Dans mon dernier article, je vous parlais des derniers mois de douceur et d’amertume. Je vous confessais mes moments de doute et de deuil, mais aussi mes moments de rire et d’amour.  J’avais prévu d’ensuite vous partager une lettre ouverte à mon grand-père. Cependant, ce matin je me suis réveillée avec l’envie de vous écrire, de vous raconter mon Noël en sérénité.

Cette année, pour la première fois, j’ai décidé de ne pas rentrer à Noël. Cette année, j’avais l’excuse parfaite pour ne pas rentrer : le travail. Quand le moment est venu de planifier les fêtes de fin d’année j’étais à la recherche de mon premier job post Master. Ayant en tête de commencer fin novembre, j’imaginais difficilement poser un ou deux jours de congé afin de rentrer en famille pour les fêtes.

Un matin de décembre, armée d’un café serré, je tombe sur l’article « Pourquoi faire les fêtes quand c’est dur à vivre? ».Dans cet article, Kim nous murmure des souvenirs de Noël joyeux, le changement des dernières années, de chaises vident qui ne seront plus jamais remplies et de son envie pour cette année de profiter des fêtes à sa manière.

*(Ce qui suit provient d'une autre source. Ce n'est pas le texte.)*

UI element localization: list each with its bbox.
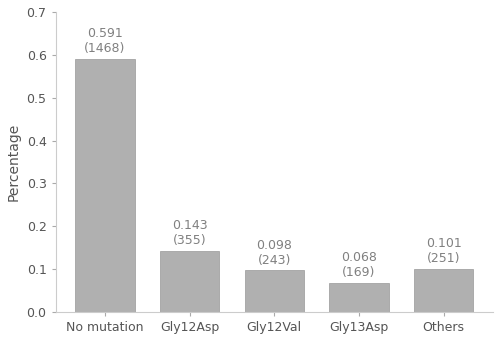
Bar — [160, 251, 220, 312]
Text: 0.098
(243): 0.098 (243) — [256, 239, 292, 267]
Bar — [414, 269, 473, 312]
Text: 0.591
(1468): 0.591 (1468) — [84, 27, 126, 55]
Bar — [330, 283, 388, 312]
Text: 0.068
(169): 0.068 (169) — [341, 251, 377, 279]
Bar — [76, 59, 134, 312]
Bar — [244, 270, 304, 312]
Text: 0.143
(355): 0.143 (355) — [172, 219, 208, 247]
Text: 0.101
(251): 0.101 (251) — [426, 237, 462, 265]
Y-axis label: Percentage: Percentage — [7, 123, 21, 201]
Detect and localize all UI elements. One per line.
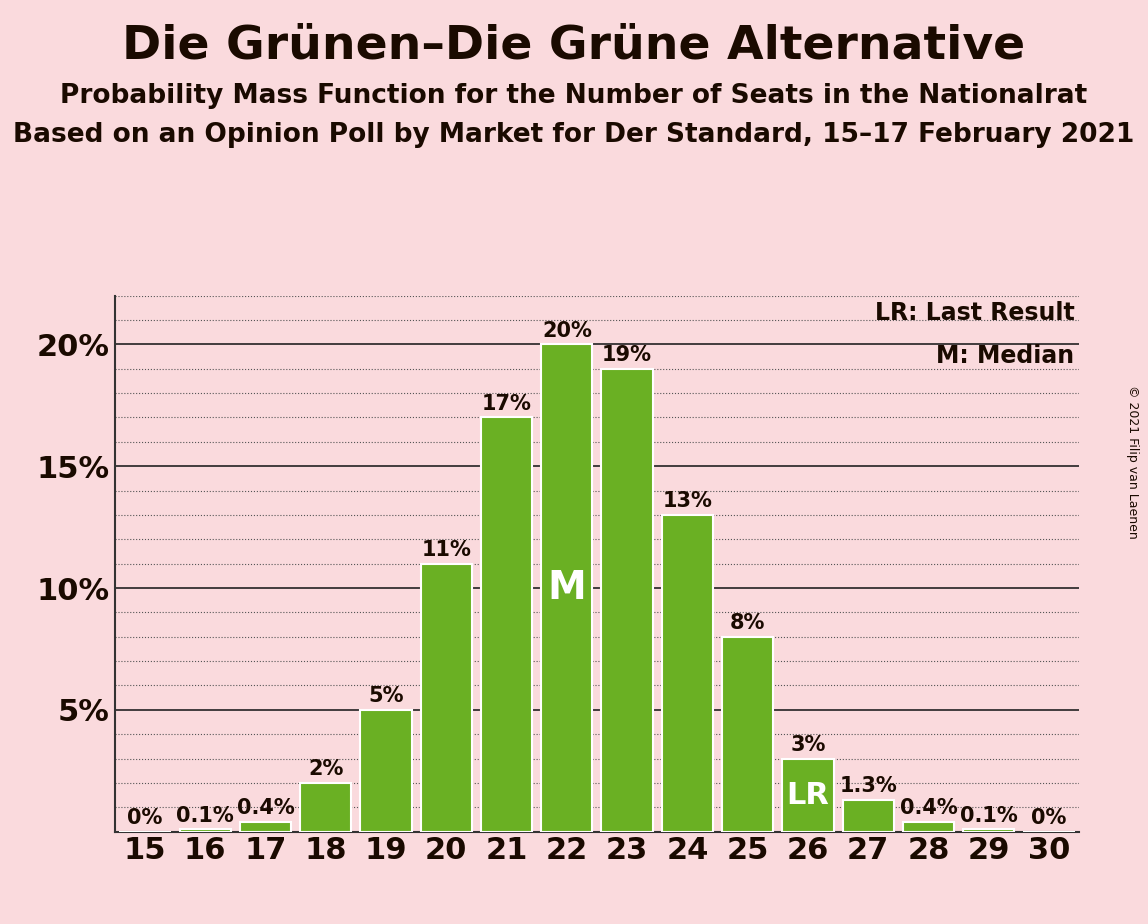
Text: 17%: 17% (482, 394, 532, 414)
Bar (963, 829, 1015, 832)
Text: 0.1%: 0.1% (960, 806, 1017, 825)
Text: Probability Mass Function for the Number of Seats in the Nationalrat: Probability Mass Function for the Number… (61, 83, 1087, 109)
Bar (420, 564, 472, 832)
Text: LR: LR (786, 781, 829, 809)
Text: 19%: 19% (602, 345, 652, 365)
Bar (179, 829, 231, 832)
Bar (360, 710, 412, 832)
Text: 1.3%: 1.3% (839, 776, 897, 796)
Bar (300, 783, 351, 832)
Text: 2%: 2% (308, 760, 343, 779)
Text: 8%: 8% (730, 613, 766, 633)
Text: 0.1%: 0.1% (177, 806, 234, 825)
Text: 11%: 11% (421, 540, 471, 560)
Text: 20%: 20% (542, 321, 591, 341)
Bar (782, 759, 833, 832)
Bar (902, 821, 954, 832)
Bar (240, 821, 292, 832)
Text: 3%: 3% (790, 735, 825, 755)
Text: LR: Last Result: LR: Last Result (875, 301, 1075, 325)
Bar (481, 418, 533, 832)
Text: M: Median: M: Median (936, 344, 1075, 368)
Text: © 2021 Filip van Laenen: © 2021 Filip van Laenen (1126, 385, 1139, 539)
Text: 0.4%: 0.4% (900, 798, 957, 819)
Text: 0.4%: 0.4% (236, 798, 294, 819)
Bar (602, 369, 653, 832)
Bar (843, 800, 894, 832)
Text: 0%: 0% (127, 808, 163, 828)
Text: M: M (548, 569, 587, 607)
Text: 5%: 5% (369, 687, 404, 706)
Text: 0%: 0% (1031, 808, 1066, 828)
Text: 13%: 13% (662, 492, 712, 511)
Bar (661, 515, 713, 832)
Bar (541, 345, 592, 832)
Bar (722, 637, 774, 832)
Text: Based on an Opinion Poll by Market for Der Standard, 15–17 February 2021: Based on an Opinion Poll by Market for D… (14, 122, 1134, 148)
Text: Die Grünen–Die Grüne Alternative: Die Grünen–Die Grüne Alternative (123, 23, 1025, 68)
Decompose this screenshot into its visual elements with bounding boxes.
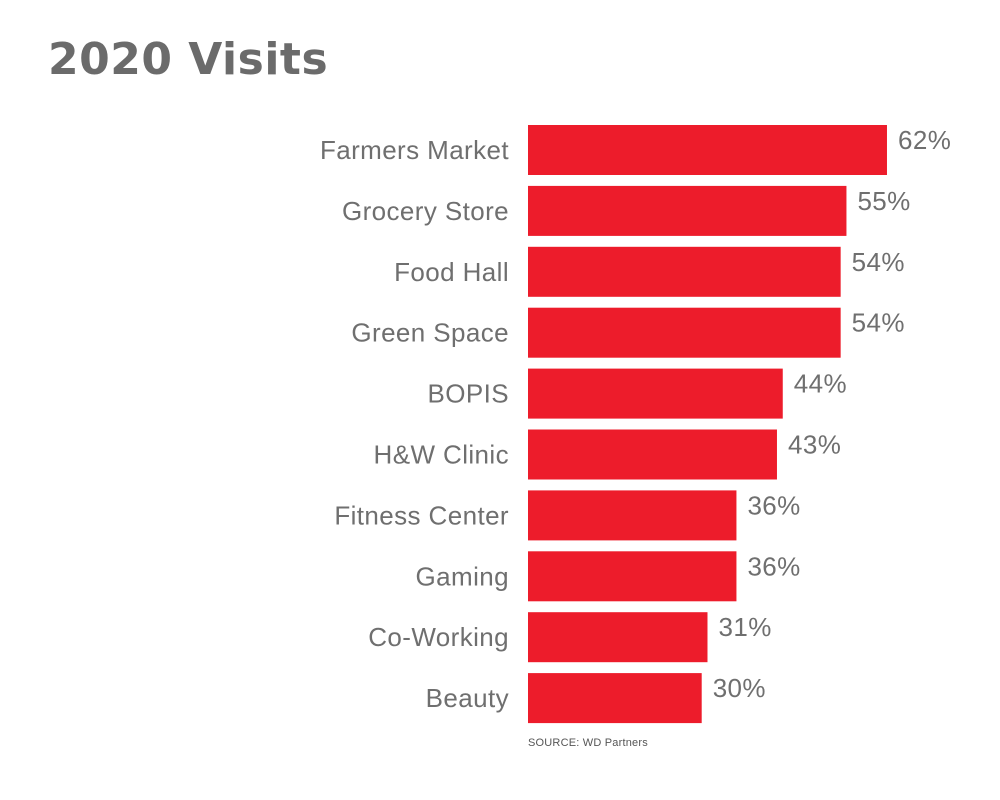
value-label: 54% (852, 247, 905, 277)
value-label: 62% (898, 125, 951, 155)
category-label: Food Hall (394, 257, 509, 287)
category-label: Farmers Market (320, 135, 509, 165)
value-label: 36% (747, 490, 800, 520)
chart-title: 2020 Visits (48, 34, 329, 85)
category-label: BOPIS (428, 379, 509, 409)
category-label: Gaming (416, 561, 509, 591)
category-label: Grocery Store (342, 196, 509, 226)
bar-0 (528, 125, 887, 175)
value-label: 44% (794, 369, 847, 399)
value-label: 30% (713, 673, 766, 703)
value-label: 43% (788, 430, 841, 460)
value-label: 36% (747, 551, 800, 581)
bar-6 (528, 490, 737, 541)
bar-9 (528, 673, 702, 724)
bar-4 (528, 368, 783, 419)
source-note: SOURCE: WD Partners (528, 737, 648, 749)
bar-8 (528, 612, 708, 663)
category-label: Fitness Center (334, 500, 509, 530)
value-label: 54% (852, 308, 905, 338)
category-label: Co-Working (368, 622, 509, 652)
category-label: Beauty (426, 683, 509, 713)
value-label: 55% (857, 186, 910, 216)
bar-2 (528, 246, 841, 297)
value-label: 31% (718, 612, 771, 642)
bar-5 (528, 429, 777, 480)
category-label: Green Space (351, 318, 509, 348)
bar-3 (528, 307, 841, 358)
category-label: H&W Clinic (374, 440, 509, 470)
bar-7 (528, 551, 737, 602)
bar-1 (528, 185, 847, 236)
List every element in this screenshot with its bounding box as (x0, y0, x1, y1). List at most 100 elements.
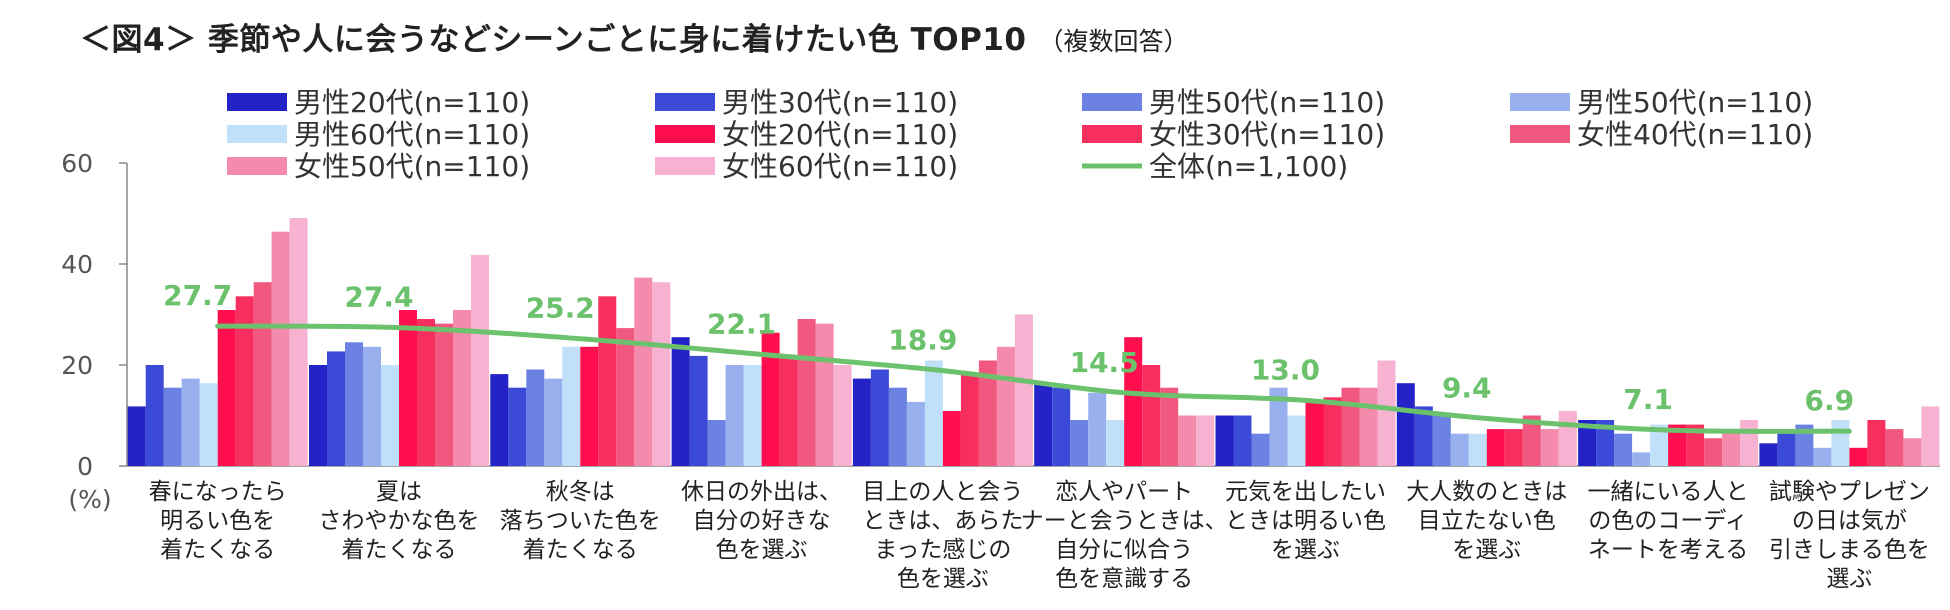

Cet article a été une claque. Le travail, au final, n’a été qu’une très petite partie de la raison pour laquelle j’ai décidé de rester chez moi cette année. La vérité est que je n’en avais tout simplement  ni l’envie ni le courage.

Ma situation familiale est compliquée et n’offre que très peu de stabilité. Je me retrouve généralement à faire au moins trois Noël, dans trois villes et deux pays. Noël est souvent synonyme de « trop » : trop de nourriture, trop de bruit, trop de gens, trop de vin. Je passe peu de temps à profiter du moment et beaucoup de temps à me sentir débordée. Je rentre souvent épuisée, drainée  autant physiquement qu’émotionnellement. A cela vient s’ajouter l’absence écrasante des chaises à jamais vides.  Une première il y a quatre ans et une supplémentaire cette année.  Après ces mois difficiles, je n’ai tout simplement pas eu le courage de faire semblant.

 

Cette année, j’ai donc choisi de profiter de Noël à ma façon, un Noël doux et en sérénité. Nous avons décidé de faire Noël juste Tom et moi, mêlant nos traditions respectives. Le 24 en me réveillant j’avais le cœur lourd. Au lieu de repousser mes larmes, je me suis accordée quelques moments à penser à ces souvenirs de Noël du passé, à penser aux absents. J’ai passé beaucoup de temps en cuisine, mais sans aucun stress ou prise de tête. Le 24 j’ai dansé, j’ai ris, j’ai joué aux cartes. J’ai mangé une version revisitée de la bûche de Noël de mon enfance et j’ai bu des petits punchs. Le 25, j’ai ouvert mes cadeaux et puis, j’ai passé la majorité de la journée au lit à dévorer des biscuits devant des films.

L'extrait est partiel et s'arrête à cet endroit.